Ici le tempo se pose, mais s’emporte ensuite. Et la folie, c’est bon la folie quand on joue, demeure. Elle est porteuse et fructueuse, Claudine in Berlin s’en couvre pour faire pulser une trame post-indus machin-chouette au mariage vocal estimable. Thanatomorphosis boucle avec bonheur, dépayse un peu. Enfin je crois, j’y entrevois le Bosphore. C’est dire le pouvoir de la zik, j’entends par là celle qui, vraie et vécue, habitée (c’est le cas, en l’occurrence, de le dire), fait voyager.
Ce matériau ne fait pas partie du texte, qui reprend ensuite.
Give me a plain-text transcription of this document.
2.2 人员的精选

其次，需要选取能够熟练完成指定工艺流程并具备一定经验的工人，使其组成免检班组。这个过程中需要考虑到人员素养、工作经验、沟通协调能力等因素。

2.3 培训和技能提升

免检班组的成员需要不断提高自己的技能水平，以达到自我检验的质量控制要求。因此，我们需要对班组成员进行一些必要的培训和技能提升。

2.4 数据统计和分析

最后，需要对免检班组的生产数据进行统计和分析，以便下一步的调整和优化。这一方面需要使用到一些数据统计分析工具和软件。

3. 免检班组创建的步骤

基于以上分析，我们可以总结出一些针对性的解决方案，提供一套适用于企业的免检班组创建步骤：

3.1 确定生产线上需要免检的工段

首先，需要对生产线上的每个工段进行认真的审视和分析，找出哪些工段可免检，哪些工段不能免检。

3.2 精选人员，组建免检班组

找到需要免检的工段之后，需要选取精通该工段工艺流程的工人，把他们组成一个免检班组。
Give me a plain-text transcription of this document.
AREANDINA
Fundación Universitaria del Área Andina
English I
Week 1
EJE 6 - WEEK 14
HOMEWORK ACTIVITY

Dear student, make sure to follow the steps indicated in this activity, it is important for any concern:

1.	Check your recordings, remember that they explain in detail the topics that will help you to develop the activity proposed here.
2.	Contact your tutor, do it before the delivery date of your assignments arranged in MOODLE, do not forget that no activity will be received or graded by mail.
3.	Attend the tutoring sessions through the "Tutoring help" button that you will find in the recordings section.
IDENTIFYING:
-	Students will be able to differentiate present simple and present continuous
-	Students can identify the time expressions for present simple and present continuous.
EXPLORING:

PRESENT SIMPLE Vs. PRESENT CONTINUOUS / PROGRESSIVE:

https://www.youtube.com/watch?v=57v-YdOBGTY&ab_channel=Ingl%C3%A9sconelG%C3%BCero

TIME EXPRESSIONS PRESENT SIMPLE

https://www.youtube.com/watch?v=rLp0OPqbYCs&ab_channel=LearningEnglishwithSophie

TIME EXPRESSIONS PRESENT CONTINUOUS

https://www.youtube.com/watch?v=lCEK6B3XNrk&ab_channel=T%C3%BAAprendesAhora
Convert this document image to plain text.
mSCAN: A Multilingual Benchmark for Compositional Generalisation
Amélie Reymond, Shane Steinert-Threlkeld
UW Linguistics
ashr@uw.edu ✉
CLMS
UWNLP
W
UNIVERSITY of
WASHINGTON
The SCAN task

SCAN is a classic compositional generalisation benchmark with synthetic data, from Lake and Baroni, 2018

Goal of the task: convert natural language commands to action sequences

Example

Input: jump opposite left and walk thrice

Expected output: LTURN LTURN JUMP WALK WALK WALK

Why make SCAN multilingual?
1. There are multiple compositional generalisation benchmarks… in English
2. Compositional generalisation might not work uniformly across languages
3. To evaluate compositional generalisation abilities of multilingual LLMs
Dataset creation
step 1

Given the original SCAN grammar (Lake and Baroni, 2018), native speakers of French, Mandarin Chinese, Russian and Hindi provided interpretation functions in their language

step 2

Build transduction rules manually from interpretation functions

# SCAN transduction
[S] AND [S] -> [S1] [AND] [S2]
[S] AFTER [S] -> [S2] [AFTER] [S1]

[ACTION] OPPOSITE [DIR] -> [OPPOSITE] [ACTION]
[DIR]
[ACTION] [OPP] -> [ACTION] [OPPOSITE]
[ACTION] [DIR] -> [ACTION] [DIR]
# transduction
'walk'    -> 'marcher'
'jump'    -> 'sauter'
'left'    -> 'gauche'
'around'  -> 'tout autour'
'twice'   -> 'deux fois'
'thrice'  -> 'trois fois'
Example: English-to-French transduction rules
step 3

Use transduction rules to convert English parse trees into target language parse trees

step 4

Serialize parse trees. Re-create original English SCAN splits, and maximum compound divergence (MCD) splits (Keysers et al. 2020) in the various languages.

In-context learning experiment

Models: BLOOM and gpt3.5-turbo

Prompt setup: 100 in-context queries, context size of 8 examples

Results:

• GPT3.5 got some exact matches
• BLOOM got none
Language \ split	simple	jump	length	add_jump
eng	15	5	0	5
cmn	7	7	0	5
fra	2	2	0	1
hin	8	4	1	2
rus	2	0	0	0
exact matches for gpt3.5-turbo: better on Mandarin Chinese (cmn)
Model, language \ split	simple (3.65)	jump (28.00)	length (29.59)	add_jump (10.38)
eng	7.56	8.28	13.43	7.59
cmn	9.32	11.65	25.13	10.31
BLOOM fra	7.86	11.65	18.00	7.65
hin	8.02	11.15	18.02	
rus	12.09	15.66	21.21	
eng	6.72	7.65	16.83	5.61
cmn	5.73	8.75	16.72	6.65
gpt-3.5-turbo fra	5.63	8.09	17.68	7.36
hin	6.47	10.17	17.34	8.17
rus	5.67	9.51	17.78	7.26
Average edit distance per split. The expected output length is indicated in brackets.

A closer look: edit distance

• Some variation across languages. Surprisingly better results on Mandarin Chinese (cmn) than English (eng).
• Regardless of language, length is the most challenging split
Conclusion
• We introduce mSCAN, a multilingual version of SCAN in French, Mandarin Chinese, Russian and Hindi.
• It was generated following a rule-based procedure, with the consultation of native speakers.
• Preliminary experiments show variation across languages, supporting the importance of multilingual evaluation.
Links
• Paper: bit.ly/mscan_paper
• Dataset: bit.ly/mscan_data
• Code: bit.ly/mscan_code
Dear Deer, quand il retombe, reste accrocheur. Sa symbiose est plus qu’évidente. Nadia Comaneci et ses ritournelles Roumaines (je blague, c’est plutôt une électro déphasée qui caractérise le morceau), enfonce l’enclume -pas le clou, c’est trop peu impactant- d’un registre captivant.
https://www.facebook.com/deardeerfr/videos/1110260426001825/
Arnolfini, à sa suite, impose ses stridences. Trop bon. Ses sons de fond transportent. Dear Deer maîtrise complètement l’exercice de la prestation à domicile. Statement se pare, dans l’élan, de fulgurances priSes dans le rythme asséné du titre livré. Czekaj na nas, punky et riot, sort les griffes. Je pense à Sloy, cette fois. Seules les références élevées surgissent à l’écoute, confirmant la haute tenue du bazar. L’éponyme Dear Deer, tapageur, percussif, libère la rage vocale et lourde du son brut en veux-tu en voilà. Ozozooz, porté par, justement, ces chants unis dans leurs écarts, m’évoque une rixe entre Pravda et les Kills. On en a largement pour notre argent, qu’il sera bon de consacrer à l’achat de l’objet. Et c’est pas fini!
Il nous reste en effet, pour finir de suer, deux nouvelles chansons. JJR, baigné dans un jus post-punk émaillé de sonorités addictives, tire la première cartouche. C’est plus la peine, on est déjà sur le flanc. Les notes de claviers sont jouissives, le rythme soutenu. Dear Deer a réussi son coup; il nous malmène, nous met des mornifles, nous repaît de morceaux de haute volée. Life in a rewind, machines folles à l’appui, gicle de partout. C’est l’ultime raclée, qui en plus de conclure brillamment nous prouve que le groupe, solidement étayé par sa discographie, sait trousser de la nouveauté qui dézingue les caboches. Excellente cuvée, produite qui plus est directement chez le récoltant.